Have you ever bought spices for a new recipe you want to try, only never to use them ever again? Now you're decluttering your kitchen and going through the spice cabinet to check all the expiration dates, and it turns out you have a whole bunch of expired and hardly used seasonings. It feels too wasteful to throw them in the trash, but what can you do with expired spices?

Condiments aren't like other cooking products because when expired, they aren't suddenly harmful and won't make you sick if you cook with them (via Treehugger). Spices lose their potent flavors over time, but they can still be very useful in the home and even in cooking. You can keep them in your cabinet and maybe just use a little bit more in your recipe, or you can go for any of the ideas below to find usage for them throughout your home.

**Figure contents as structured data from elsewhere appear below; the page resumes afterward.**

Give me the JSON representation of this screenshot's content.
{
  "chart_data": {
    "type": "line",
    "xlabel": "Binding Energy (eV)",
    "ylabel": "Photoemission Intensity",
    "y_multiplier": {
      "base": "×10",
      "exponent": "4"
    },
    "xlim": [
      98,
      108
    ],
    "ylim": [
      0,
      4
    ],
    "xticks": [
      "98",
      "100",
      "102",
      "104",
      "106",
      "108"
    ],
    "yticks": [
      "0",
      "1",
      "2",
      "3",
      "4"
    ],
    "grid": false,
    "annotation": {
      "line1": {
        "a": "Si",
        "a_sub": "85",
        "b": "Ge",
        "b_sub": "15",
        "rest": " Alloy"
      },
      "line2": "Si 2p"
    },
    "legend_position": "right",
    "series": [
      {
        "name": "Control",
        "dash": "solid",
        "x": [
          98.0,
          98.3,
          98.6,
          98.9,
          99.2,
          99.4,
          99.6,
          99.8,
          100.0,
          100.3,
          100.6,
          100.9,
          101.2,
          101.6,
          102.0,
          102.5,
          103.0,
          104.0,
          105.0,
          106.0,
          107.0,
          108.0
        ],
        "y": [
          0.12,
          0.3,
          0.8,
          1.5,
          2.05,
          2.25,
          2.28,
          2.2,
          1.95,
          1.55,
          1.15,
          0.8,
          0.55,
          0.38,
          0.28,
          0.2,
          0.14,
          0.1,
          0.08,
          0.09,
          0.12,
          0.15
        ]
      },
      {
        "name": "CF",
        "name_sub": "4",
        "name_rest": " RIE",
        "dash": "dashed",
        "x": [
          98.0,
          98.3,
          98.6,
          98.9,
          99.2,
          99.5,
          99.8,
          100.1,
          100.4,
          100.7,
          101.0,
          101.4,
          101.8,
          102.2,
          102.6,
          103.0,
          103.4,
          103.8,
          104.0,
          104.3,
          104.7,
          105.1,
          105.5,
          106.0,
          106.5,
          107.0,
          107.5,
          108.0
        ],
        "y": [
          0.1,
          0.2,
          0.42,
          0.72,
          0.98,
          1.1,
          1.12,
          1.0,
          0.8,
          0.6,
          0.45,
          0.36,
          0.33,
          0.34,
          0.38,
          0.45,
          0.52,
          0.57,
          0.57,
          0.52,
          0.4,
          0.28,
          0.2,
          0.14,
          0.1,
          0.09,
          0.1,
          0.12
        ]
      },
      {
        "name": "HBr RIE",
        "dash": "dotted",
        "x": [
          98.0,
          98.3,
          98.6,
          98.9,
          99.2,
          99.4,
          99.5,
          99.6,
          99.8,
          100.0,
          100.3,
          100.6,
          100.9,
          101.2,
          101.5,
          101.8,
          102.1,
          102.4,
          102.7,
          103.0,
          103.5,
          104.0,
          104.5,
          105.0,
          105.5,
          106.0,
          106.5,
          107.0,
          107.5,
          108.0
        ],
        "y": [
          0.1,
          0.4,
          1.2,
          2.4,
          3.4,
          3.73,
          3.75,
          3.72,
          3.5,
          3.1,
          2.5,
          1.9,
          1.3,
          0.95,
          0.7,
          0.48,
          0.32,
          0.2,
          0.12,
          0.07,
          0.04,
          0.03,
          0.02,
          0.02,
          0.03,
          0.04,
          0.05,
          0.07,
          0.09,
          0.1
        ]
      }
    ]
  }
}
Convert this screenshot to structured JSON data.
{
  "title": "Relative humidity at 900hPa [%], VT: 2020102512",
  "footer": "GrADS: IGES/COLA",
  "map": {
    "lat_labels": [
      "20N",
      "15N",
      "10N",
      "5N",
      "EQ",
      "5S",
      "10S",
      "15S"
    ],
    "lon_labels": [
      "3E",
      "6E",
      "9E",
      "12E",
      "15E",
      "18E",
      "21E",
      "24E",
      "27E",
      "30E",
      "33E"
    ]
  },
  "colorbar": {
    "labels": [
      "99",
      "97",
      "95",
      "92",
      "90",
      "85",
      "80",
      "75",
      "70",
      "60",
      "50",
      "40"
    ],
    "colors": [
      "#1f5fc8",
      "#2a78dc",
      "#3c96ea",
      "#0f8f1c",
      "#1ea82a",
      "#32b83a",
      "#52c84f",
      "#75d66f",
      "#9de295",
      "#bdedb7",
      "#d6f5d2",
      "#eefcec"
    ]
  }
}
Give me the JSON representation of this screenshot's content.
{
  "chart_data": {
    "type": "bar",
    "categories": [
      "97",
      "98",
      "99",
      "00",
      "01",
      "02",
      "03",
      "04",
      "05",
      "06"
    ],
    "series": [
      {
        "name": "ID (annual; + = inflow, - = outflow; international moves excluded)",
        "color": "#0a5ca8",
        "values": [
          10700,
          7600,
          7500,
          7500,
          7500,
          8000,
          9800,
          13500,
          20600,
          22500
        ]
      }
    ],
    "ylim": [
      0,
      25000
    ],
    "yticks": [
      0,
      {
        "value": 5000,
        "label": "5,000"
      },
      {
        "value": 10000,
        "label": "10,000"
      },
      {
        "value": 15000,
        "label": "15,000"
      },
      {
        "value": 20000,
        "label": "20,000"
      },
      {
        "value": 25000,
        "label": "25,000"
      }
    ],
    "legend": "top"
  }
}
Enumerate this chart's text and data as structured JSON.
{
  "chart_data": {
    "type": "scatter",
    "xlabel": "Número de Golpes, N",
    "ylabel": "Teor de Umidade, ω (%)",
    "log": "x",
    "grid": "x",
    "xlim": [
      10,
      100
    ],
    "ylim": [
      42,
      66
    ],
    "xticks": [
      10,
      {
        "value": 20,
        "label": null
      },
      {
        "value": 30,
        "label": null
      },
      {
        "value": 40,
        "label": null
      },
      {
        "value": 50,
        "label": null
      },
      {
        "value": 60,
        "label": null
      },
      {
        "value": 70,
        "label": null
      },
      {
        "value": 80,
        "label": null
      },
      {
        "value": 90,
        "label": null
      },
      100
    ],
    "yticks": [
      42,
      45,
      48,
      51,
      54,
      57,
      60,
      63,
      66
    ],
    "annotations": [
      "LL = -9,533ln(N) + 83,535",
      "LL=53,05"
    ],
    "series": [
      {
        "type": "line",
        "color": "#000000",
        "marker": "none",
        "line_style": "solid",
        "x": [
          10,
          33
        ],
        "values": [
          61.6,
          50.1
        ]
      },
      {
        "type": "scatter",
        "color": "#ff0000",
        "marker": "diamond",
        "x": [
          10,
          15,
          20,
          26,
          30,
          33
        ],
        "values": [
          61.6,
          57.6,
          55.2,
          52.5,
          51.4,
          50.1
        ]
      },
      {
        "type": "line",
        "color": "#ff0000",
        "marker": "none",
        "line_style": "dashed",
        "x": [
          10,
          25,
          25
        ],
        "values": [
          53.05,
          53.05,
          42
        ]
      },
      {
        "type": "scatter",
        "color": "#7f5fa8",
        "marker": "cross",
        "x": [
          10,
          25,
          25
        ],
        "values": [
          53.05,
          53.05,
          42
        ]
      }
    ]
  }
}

1. Cleaning supplies and natural pesticide

If you hate the smell of all those chemicals in store-bought cleaning products, you can use the expired spices in your cabinet to make your own maintenance supplies. It's easier than you think, and it's much safer to use these options, especially in areas of the home where your food comes in contact with the surface, such as kitchen counters and dining tables. First, add white vinegar to a spray bottle and mix in either thyme or lavender. Over time these spices will infuse with the vinegar, and then you can spray surfaces with this solution and wipe away germs and dirt (via Turning the Clock Back).

You can also use spices such as mint, rosemary, garlic, lavender, thyme, bay leaves, basil, and garlic to keep pests away. Take the expired condiments and sprinkle them around the home where you've noticed pests. This method can work on mice, ants, and other insects such as roaches. Lastly, you can also use expired chili pepper, cayenne pepper, and red pepper flakes in your veggie garden to protect them from deer, rabbits, or squirrels. Use a mixture of these spices or just one, whatever you have on hand.

2. Use them on and around your plants

Spices are filled with vitamins and minerals that we benefit from when used in our foods, and plants need those same vitamins and minerals to grow happy and healthy, Blending Colorado Spice Company notes. However, for greenery, it's best to use leafy spices such as thyme, rosemary, oregano, and bay leaves. Sprinkle this blend onto the soil, both inside and outside of your home to add some nutrients for the cultivars to thrive beautifully.

According to Treehugger, you can also make a non-toxic fungicide to spray on your plants to protect them from life-threatening fungus infections. A mixture of cinnamon and water left to sit overnight and then strained can be put in a spray bottle. Then you can use that sprayer to apply the mixture to the leaves and stems of your plants. The solution can be used as a preventative or treatment for plants showing signs of distress.

3. Spice up your home scents

As soon as the leaves begin to turn, many people bring out their fall candles and start enjoying the spicy scents of pumpkin and cinnamon. However, candles can trigger allergies and aren't great for air quality within the home (via Conditioned Air Solutions). So what do you do to get those iconic fall smells in your home? Expired spices can work perfectly. Treehugger recommends putting about 1 tablespoon in boiling water and enjoying the scent throughout your home. This scenting method is known as potpourri.

If you have pets, you might notice your carpet or rugs smelling a bit funky after a few months. You can use expired spice here too. Shake a small amount over the carpet before you vacuum, which will freshen up the smell (via Blending Colorado Spice Company). Just be sure not to use any seasoning that might stain the fibers of your rugs or carpets.

Ever pull out your sweaters as the weather cools to find them smelling musty and stale? Use those old spices and make your own sachets (via Treehugger). These sachets can be placed all over the home, including in drawers with clothes, hanging in a closet, and even in your car. They are an excellent way to make everything smell great without using harsh chemicals.